Ciò che l’UE potrebbe quindi fare ancora oggi dato lo stato delle negoziazioni in sede G2 richiederebbe una compattezza decisionale che risulta chiaramente poco credibile non solo per la sproporzione tra le azioni ancora necessarie per convincere i Paesi recalcitranti ad aderire. Irlanda (col referendum che viene comprato dalla Commissione) ma anche Regno Unito e Danimarca non ancora integrati nell’euro-valuta e Islanda che vi si è integrata solo per scaricarvi gli oneri del collasso finanziario e della valuta nazionale.
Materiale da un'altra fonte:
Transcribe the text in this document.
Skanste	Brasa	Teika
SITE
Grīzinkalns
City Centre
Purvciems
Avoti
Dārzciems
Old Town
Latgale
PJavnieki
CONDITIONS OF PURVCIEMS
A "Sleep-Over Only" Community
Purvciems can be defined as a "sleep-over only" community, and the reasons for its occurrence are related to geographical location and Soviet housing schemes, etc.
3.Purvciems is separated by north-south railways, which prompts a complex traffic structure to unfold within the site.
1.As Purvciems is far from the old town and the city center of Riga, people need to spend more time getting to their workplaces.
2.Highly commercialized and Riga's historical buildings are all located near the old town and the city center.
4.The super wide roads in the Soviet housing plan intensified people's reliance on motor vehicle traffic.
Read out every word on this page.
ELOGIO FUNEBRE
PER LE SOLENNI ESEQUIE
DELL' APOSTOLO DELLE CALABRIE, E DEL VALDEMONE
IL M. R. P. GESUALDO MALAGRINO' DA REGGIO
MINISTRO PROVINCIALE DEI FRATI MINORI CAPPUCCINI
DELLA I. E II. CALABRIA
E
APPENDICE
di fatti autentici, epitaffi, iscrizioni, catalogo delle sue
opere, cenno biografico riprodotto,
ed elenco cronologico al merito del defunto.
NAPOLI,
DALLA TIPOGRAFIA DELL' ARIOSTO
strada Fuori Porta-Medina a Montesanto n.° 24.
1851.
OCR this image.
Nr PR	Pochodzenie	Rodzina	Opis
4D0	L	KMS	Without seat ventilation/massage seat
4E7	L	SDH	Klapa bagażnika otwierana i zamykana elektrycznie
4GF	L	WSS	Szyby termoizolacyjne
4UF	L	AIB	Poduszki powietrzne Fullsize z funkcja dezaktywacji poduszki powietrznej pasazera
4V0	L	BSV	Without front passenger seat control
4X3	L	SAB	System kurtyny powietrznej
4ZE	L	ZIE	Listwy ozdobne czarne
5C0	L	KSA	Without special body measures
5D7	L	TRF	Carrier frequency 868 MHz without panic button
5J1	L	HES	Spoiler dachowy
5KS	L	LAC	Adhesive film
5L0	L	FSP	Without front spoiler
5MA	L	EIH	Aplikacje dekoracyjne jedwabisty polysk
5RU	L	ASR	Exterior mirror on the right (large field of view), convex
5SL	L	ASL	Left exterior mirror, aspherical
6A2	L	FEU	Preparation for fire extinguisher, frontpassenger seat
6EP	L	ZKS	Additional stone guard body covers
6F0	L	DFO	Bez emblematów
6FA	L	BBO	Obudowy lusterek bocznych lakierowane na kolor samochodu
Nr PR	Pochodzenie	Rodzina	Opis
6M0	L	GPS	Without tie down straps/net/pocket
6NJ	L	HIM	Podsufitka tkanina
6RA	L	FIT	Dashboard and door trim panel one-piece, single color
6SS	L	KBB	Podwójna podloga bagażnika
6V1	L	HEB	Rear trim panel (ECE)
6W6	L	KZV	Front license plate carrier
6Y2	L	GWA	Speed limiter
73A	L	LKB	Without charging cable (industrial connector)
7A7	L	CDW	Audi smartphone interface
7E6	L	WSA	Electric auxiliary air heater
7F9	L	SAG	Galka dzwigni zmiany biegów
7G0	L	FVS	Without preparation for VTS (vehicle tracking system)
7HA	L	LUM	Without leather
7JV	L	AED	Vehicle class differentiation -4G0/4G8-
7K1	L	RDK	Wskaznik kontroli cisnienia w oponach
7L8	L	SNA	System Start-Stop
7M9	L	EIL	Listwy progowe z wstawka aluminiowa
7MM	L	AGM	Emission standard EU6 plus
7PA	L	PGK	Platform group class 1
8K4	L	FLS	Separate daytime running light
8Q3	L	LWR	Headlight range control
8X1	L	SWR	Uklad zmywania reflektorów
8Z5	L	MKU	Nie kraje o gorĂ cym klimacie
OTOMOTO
L’unica opportunità dotata di un adeguato grado di credibilità perché l’UE possa inserirsi immediatamente come training sparrow è stata offerta già da Obama all’UE tramite il suo peso militare nella NATO. Questa alleanza tra Europa e Stati Uniti è riuscita a rodare comportamenti industriali, logistici e militari che hanno dimostrato su base globale un loro grado di efficienza e di compattezza ‘Occidentale’. Tanto che nuovi Paesi dell’Est Europa guardano alla NATO come sintomo della volontà politica di USA+UE di accoglierli nello stesso contesto politico-istituzionale per liberarli dai vecchi, invisi e inefficienti legami istituzionali propri del mondo ereditato da una CSI che risulta ancora primordiale sul piano della competitività industriale.

Obama, per pure e per l’UE fortunate ragioni contingenti, sta proponendo all’UE di aderire a scelte politico-militari fondate sulla NATO. Dall’invasione dell’Afghanistan (legittimata perfino dal Consiglio di Sicurezza dell’ONU – che quindi legittima formalmente la NATO ad operare in scenari operativi globali e non limitati ai suoi soli interessi originari), allo scudo-antimissili dislocati nei nuovi Paesi dell’Est Europa (che servono a invitare l’UE ad aderire alle conseguenti posizioni diplomatiche in coerenza con le motivazioni che hanno mosso gli USA ad investire unilateralmente a quello spiegamento simbolico), alla recente dichiarazione in sede ONU che la guerra in Afghanistan è una guerra NATO, alla probabile e drammatica scelta unilaterale USA di agevolare la distruzione dei siti nucleari in Iran con un’azione di difesa-preventiva da parte di Israele. È inevitabile che l’eventuale adesione dell’UE a quelle proposte di Obama ne consoliderebbe il tradizionale ruolo di partner-primario sullo scenario globale in connessione con gli altri Paesi che consoliderebbero quel ruolo con la loro inevitabile adesione per le molte e diverse ragioni storiche, economiche e culturali (Africa e Commonwealth).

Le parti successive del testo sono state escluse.